The effervescent question surrounding Tinubu’s alleged indictment in 1993 by a US court on allegations of drug entanglements culminating in the forfeiture via a plea bargain, of the sum of $460, 000, would most probably feature in such an engagement. His suspect medical folio which had thrown up embarrassing public situations and spectres over time, would also most predictably come under the microscope. There will be questions about his chequered academic credentials which have been serially and severally panel-beaten, its jagged edges jutting out around and about. Tinubu’s understandably edgy minders smelt danger. Their instinctively waffling Principal could as well cave in while on the hot-seat of such a session, before the global audience.

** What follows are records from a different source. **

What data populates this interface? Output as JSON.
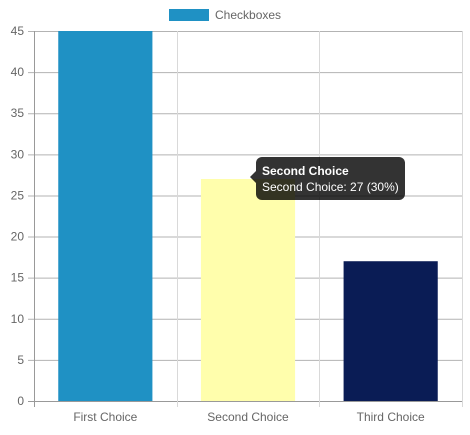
{
  "chart_data": {
    "type": "bar",
    "title": "",
    "xlabel": "",
    "ylabel": "",
    "categories": [
      "First Choice",
      "Second Choice",
      "Third Choice"
    ],
    "series": [
      {
        "name": "Checkboxes",
        "values": [
          45,
          27,
          17
        ],
        "colors": [
          "#1f91c4",
          "#fffeac",
          "#0a1c55"
        ]
      }
    ],
    "ylim": [
      0,
      45
    ],
    "yticks": [
      0,
      5,
      10,
      15,
      20,
      25,
      30,
      35,
      40,
      45
    ],
    "grid": true,
    "legend": {
      "label": "Checkboxes",
      "color": "#1f91c4",
      "placement": "top-center"
    },
    "tooltip": {
      "title": "Second Choice",
      "body": "Second Choice: 27 (30%)",
      "category_index": 1
    }
  }
}
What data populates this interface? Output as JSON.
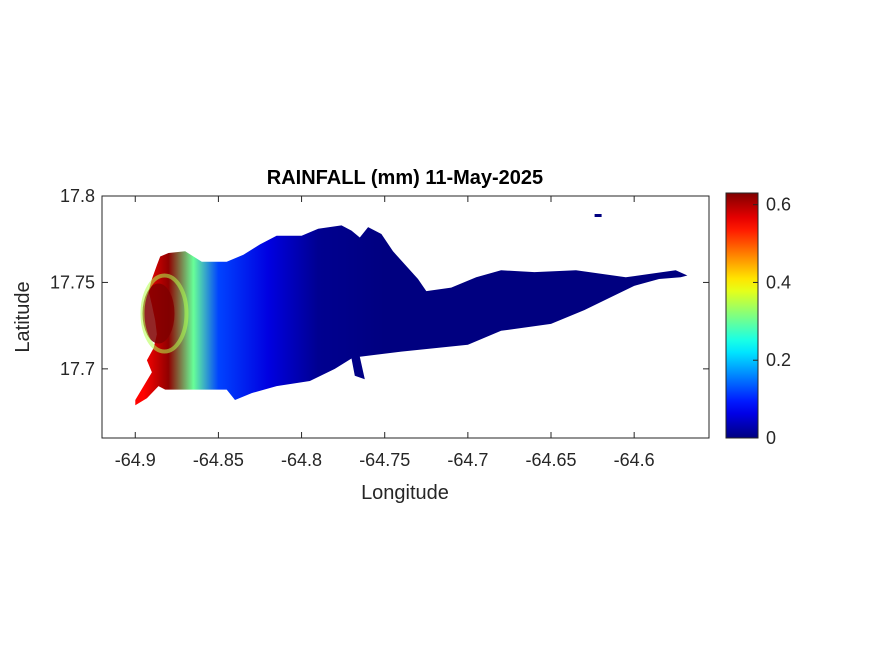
{
  "chart_data": {
    "type": "heatmap",
    "title": "RAINFALL (mm) 11-May-2025",
    "xlabel": "Longitude",
    "ylabel": "Latitude",
    "xlim": [
      -64.92,
      -64.555
    ],
    "ylim": [
      17.66,
      17.8
    ],
    "xticks": [
      -64.9,
      -64.85,
      -64.8,
      -64.75,
      -64.7,
      -64.65,
      -64.6
    ],
    "xtick_labels": [
      "-64.9",
      "-64.85",
      "-64.8",
      "-64.75",
      "-64.7",
      "-64.65",
      "-64.6"
    ],
    "yticks": [
      17.7,
      17.75,
      17.8
    ],
    "ytick_labels": [
      "17.7",
      "17.75",
      "17.8"
    ],
    "colorbar": {
      "colormap": "jet",
      "range": [
        0,
        0.63
      ],
      "ticks": [
        0,
        0.2,
        0.4,
        0.6
      ],
      "tick_labels": [
        "0",
        "0.2",
        "0.4",
        "0.6"
      ]
    },
    "grid": false,
    "field": {
      "description_units": "mm",
      "max_value": 0.63,
      "max_location": {
        "lon": -64.886,
        "lat": 17.732
      },
      "min_value": 0,
      "gradient_profile": [
        {
          "lon": -64.895,
          "rainfall_mm": 0.55
        },
        {
          "lon": -64.88,
          "rainfall_mm": 0.62
        },
        {
          "lon": -64.865,
          "rainfall_mm": 0.3
        },
        {
          "lon": -64.85,
          "rainfall_mm": 0.12
        },
        {
          "lon": -64.82,
          "rainfall_mm": 0.06
        },
        {
          "lon": -64.79,
          "rainfall_mm": 0.01
        },
        {
          "lon": -64.75,
          "rainfall_mm": 0
        },
        {
          "lon": -64.6,
          "rainfall_mm": 0
        }
      ]
    },
    "island_outline_lonlat": [
      [
        -64.9,
        17.679
      ],
      [
        -64.893,
        17.683
      ],
      [
        -64.886,
        17.69
      ],
      [
        -64.882,
        17.688
      ],
      [
        -64.86,
        17.688
      ],
      [
        -64.845,
        17.688
      ],
      [
        -64.84,
        17.682
      ],
      [
        -64.83,
        17.686
      ],
      [
        -64.815,
        17.69
      ],
      [
        -64.795,
        17.693
      ],
      [
        -64.78,
        17.7
      ],
      [
        -64.77,
        17.706
      ],
      [
        -64.768,
        17.696
      ],
      [
        -64.762,
        17.694
      ],
      [
        -64.765,
        17.707
      ],
      [
        -64.74,
        17.71
      ],
      [
        -64.7,
        17.714
      ],
      [
        -64.68,
        17.722
      ],
      [
        -64.65,
        17.726
      ],
      [
        -64.63,
        17.734
      ],
      [
        -64.615,
        17.741
      ],
      [
        -64.6,
        17.748
      ],
      [
        -64.585,
        17.752
      ],
      [
        -64.572,
        17.753
      ],
      [
        -64.568,
        17.754
      ],
      [
        -64.575,
        17.757
      ],
      [
        -64.59,
        17.755
      ],
      [
        -64.605,
        17.753
      ],
      [
        -64.62,
        17.755
      ],
      [
        -64.635,
        17.757
      ],
      [
        -64.66,
        17.756
      ],
      [
        -64.68,
        17.757
      ],
      [
        -64.695,
        17.753
      ],
      [
        -64.71,
        17.747
      ],
      [
        -64.725,
        17.745
      ],
      [
        -64.73,
        17.752
      ],
      [
        -64.745,
        17.768
      ],
      [
        -64.752,
        17.778
      ],
      [
        -64.76,
        17.782
      ],
      [
        -64.765,
        17.776
      ],
      [
        -64.77,
        17.78
      ],
      [
        -64.776,
        17.783
      ],
      [
        -64.79,
        17.781
      ],
      [
        -64.8,
        17.777
      ],
      [
        -64.815,
        17.777
      ],
      [
        -64.825,
        17.772
      ],
      [
        -64.835,
        17.766
      ],
      [
        -64.845,
        17.762
      ],
      [
        -64.86,
        17.762
      ],
      [
        -64.87,
        17.768
      ],
      [
        -64.88,
        17.767
      ],
      [
        -64.885,
        17.765
      ],
      [
        -64.887,
        17.76
      ],
      [
        -64.89,
        17.752
      ],
      [
        -64.892,
        17.745
      ],
      [
        -64.89,
        17.737
      ],
      [
        -64.888,
        17.728
      ],
      [
        -64.887,
        17.72
      ],
      [
        -64.889,
        17.712
      ],
      [
        -64.893,
        17.705
      ],
      [
        -64.89,
        17.698
      ],
      [
        -64.895,
        17.69
      ],
      [
        -64.9,
        17.682
      ]
    ],
    "islet_lonlat": {
      "lon": -64.622,
      "lat": 17.789
    }
  }
}
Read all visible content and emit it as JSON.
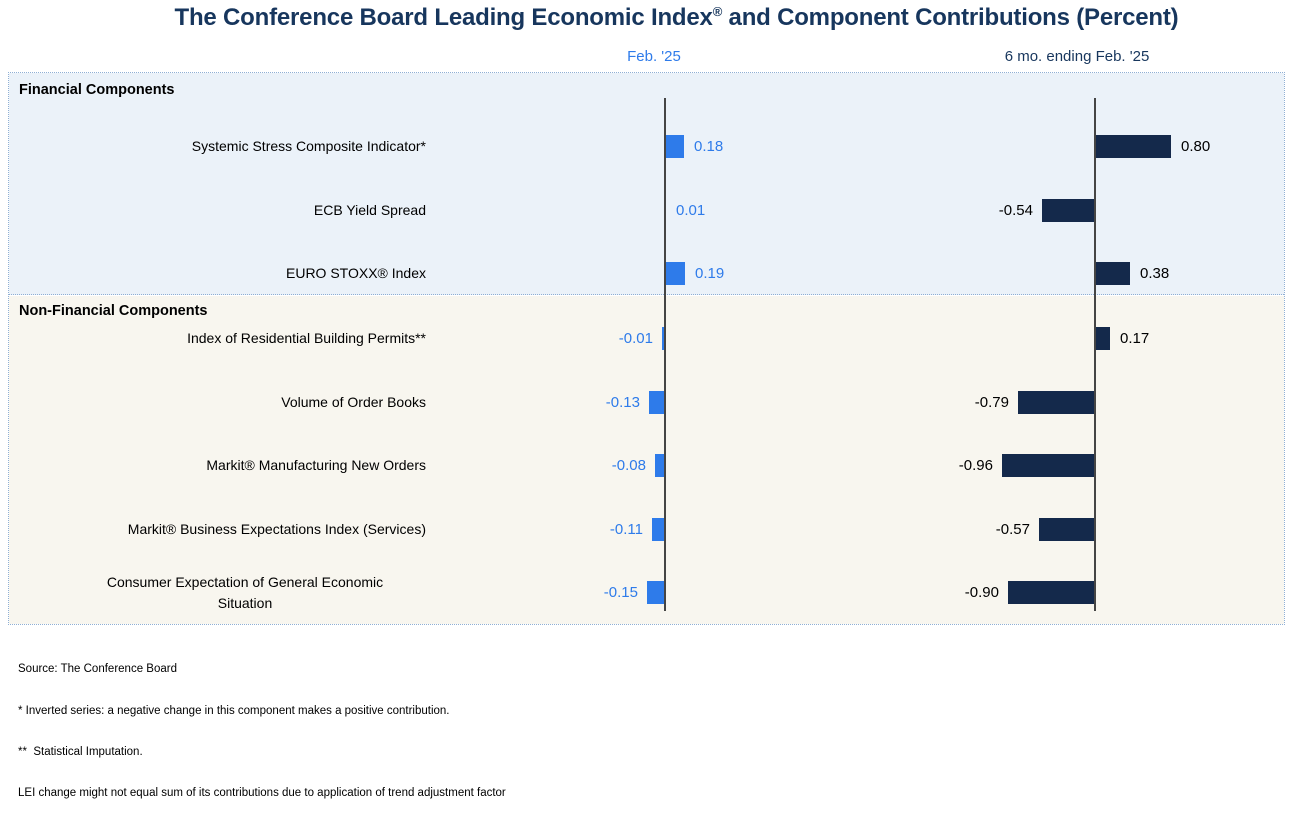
{
  "title": {
    "main": "The Conference Board Leading Economic Index",
    "sup": "®",
    "rest": " and Component Contributions (Percent)"
  },
  "columns": [
    {
      "name": "Feb. '25"
    },
    {
      "name": "6 mo. ending Feb. '25"
    }
  ],
  "colors": {
    "feb_accent": "#2E7BEA",
    "six_mo_accent": "#14294B",
    "title_navy": "#17365D",
    "financial_bg": "#EBF2F9",
    "nonfinancial_bg": "#F8F6EF"
  },
  "notes": [
    "Source: The Conference Board",
    "* Inverted series: a negative change in this component makes a positive contribution.",
    "**  Statistical Imputation.",
    "LEI change might not equal sum of its contributions due to application of trend adjustment factor"
  ],
  "chart_data": {
    "type": "bar",
    "orientation": "horizontal",
    "title": "The Conference Board Leading Economic Index® and Component Contributions (Percent)",
    "value_labels": true,
    "grid": false,
    "legend_position": "column headers above chart",
    "series": [
      {
        "name": "Feb. '25",
        "color": "#2E7BEA"
      },
      {
        "name": "6 mo. ending Feb. '25",
        "color": "#14294B"
      }
    ],
    "sections": [
      {
        "label": "Financial Components",
        "rows": [
          {
            "label": "Systemic Stress Composite Indicator*",
            "feb": 0.18,
            "six_mo": 0.8
          },
          {
            "label": "ECB Yield Spread",
            "feb": 0.01,
            "six_mo": -0.54
          },
          {
            "label": "EURO STOXX® Index",
            "feb": 0.19,
            "six_mo": 0.38
          }
        ]
      },
      {
        "label": "Non-Financial Components",
        "rows": [
          {
            "label": "Index of Residential Building Permits**",
            "feb": -0.01,
            "six_mo": 0.17
          },
          {
            "label": "Volume of Order Books",
            "feb": -0.13,
            "six_mo": -0.79
          },
          {
            "label": "Markit® Manufacturing New Orders",
            "feb": -0.08,
            "six_mo": -0.96
          },
          {
            "label": "Markit® Business Expectations Index (Services)",
            "feb": -0.11,
            "six_mo": -0.57
          },
          {
            "label": "Consumer Expectation of General Economic\nSituation",
            "feb": -0.15,
            "six_mo": -0.9
          }
        ]
      }
    ]
  }
}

So, Tinubu has been effectively “hoarded” away thus far, from live interface with Nigerian media organisations, with barely two weeks to the general elections. Nigerians have been willfully denied the opportunity to grill the man who seeks to rule over the affairs of a country which drapes itself in the tapestries of the “giant of Africa” and the “most populous black country in the world,” respectively. As though suffering mass hypnosis, we are collectively allowing Tinubu sneak away to the Saturday February 25, 2023 epic electoral contest, without squeezing him as much as possible.
We must collectively shake off that tranquilliser which has numbed our consciousness and sensibilities these past few months. We must demand, even within the constrained lead up to the election, a live interview with the man who desires to rule over our affairs. If it is Tinubu’s turn to be president flowing from his famous *emi lo’kan* declaration ahead of the coming primary of the APC in June last year, there is now a fitting postscript. It is our turn as the Nigerians he hopes to lead, *a wa lokan,* to put this man of a million aliases, including *Olowo Eko,* through a last minute peppered inquisition grill. *Olowo Eko* by the way translates as “the rich man of Lagos.” Not again will any presidential candidate tiptoe into Aso Rock, behind our collective backs.
Tunde Olusunle, PhD, is Special Adviser, Media and Publicity to Atiku Abubakar, GCON, Presidential Candidate of the Peoples’ Democratic Party, (PDP).